A week ago, the EPA released a 300 page revision to the Waters of the US rule. Farm groups have been studying the revision, and their conclusion is not favorable. The EPA claimed the revision would clarify the new water regulations and take into account the concerns of the agricultural community. Joe Steinkamp, a corn and soybean producer in Vandenberg County and board member of the Indiana Soybean Alliance, says the revised rule provides no clarity for farmers, “They say there would be no new requirements for agriculture and that current exemptions would continue, but the language in the rule leaves that possibility open.” He added there are many parts of the rule that will be left to the interpretation and discretion of regulators, something that concerns farmers a great deal. Steinkamp told HAT the input the EPA reviewed from farmers and the ag community was basically ignored, “They say they are listening, but the truth is they are not hearing what we are asking for.”

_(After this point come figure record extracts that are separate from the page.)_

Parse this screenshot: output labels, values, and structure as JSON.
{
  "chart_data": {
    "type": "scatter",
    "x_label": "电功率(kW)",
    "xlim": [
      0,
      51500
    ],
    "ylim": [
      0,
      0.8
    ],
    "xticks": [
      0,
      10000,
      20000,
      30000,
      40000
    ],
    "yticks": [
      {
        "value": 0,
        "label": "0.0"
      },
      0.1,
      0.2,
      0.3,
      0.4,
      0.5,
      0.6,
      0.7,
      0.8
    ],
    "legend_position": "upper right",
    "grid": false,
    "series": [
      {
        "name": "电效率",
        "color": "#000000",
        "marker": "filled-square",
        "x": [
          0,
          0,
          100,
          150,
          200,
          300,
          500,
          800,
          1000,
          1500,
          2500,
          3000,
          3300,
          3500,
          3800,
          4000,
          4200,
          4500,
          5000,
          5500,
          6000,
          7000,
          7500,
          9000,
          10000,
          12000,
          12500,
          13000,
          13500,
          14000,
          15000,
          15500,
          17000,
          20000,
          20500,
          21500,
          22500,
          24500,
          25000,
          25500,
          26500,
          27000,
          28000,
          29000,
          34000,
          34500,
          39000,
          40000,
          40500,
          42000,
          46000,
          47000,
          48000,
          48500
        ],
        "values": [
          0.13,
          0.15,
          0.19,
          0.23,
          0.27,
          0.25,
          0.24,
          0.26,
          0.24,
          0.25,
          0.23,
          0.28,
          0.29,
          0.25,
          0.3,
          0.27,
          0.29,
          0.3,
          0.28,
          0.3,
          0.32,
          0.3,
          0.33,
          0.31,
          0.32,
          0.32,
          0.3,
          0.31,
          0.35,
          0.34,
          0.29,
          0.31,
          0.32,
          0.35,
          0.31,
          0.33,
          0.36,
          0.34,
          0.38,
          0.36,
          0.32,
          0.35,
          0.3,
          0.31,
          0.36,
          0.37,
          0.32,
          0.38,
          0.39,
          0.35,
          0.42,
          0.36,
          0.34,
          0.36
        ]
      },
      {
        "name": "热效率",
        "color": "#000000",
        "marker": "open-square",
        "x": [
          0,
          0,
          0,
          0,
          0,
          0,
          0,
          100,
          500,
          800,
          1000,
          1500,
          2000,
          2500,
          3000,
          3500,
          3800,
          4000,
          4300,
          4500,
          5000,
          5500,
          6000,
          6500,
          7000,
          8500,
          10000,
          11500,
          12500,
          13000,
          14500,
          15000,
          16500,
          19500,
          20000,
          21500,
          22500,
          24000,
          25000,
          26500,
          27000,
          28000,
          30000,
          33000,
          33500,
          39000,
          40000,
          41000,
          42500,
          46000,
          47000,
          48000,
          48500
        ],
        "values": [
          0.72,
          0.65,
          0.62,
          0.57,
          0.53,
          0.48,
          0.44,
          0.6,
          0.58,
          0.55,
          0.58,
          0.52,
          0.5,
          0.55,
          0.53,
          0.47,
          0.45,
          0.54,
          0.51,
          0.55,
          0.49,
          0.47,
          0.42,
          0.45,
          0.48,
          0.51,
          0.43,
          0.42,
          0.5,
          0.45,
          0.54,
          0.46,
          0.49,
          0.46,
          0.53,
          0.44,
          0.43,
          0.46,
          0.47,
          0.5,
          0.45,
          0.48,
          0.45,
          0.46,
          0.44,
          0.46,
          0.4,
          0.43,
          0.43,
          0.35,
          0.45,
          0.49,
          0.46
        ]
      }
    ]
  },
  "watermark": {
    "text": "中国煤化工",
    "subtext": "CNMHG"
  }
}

Ironically, the goal of the EPA and the goal of farmers is the same: to insure a clean and safe water supply. “Our goal is to produce food and fiber both sustainably and soundly and keep our water and our land a good as possible,” said Steinkamp. “On our farm we drink water from the Ohio river, so I want this water to be safe for my kids to drink and for my neighbors to drink.”
Josh Kirkpatrick, a farmer from Fountain County and chairman of the Indiana Soybean Alliance policy committee, said the revised rule was issued as a final rule that allows no opportunity for comment, “We are disappointed that we were not given the chance to comment on EPA’s revision to the rule. We voiced strong opposition to the original version of WOTUS; and while we are encouraged by the agency’s willingness to revisit the rule and potentially address farmer concerns, we will work diligently to make sure the rule does not negatively impact everyday soybean farming operations. The EPA has promised as such, but we believe allowing farmers to comment on the rule would allow the public to see the challenges farmers face as a result of it.”
At issue is who will have control of the water supply. Farm groups say the rule still gives the EPA control over not only rivers and lakes but over ponds and ditches on private land.
Indiana Senator Joe Donnelly has introduced a bill in the Senate to scrap the current EPA revised rule and start all over again, something Steinkamp and most farm groups applaud.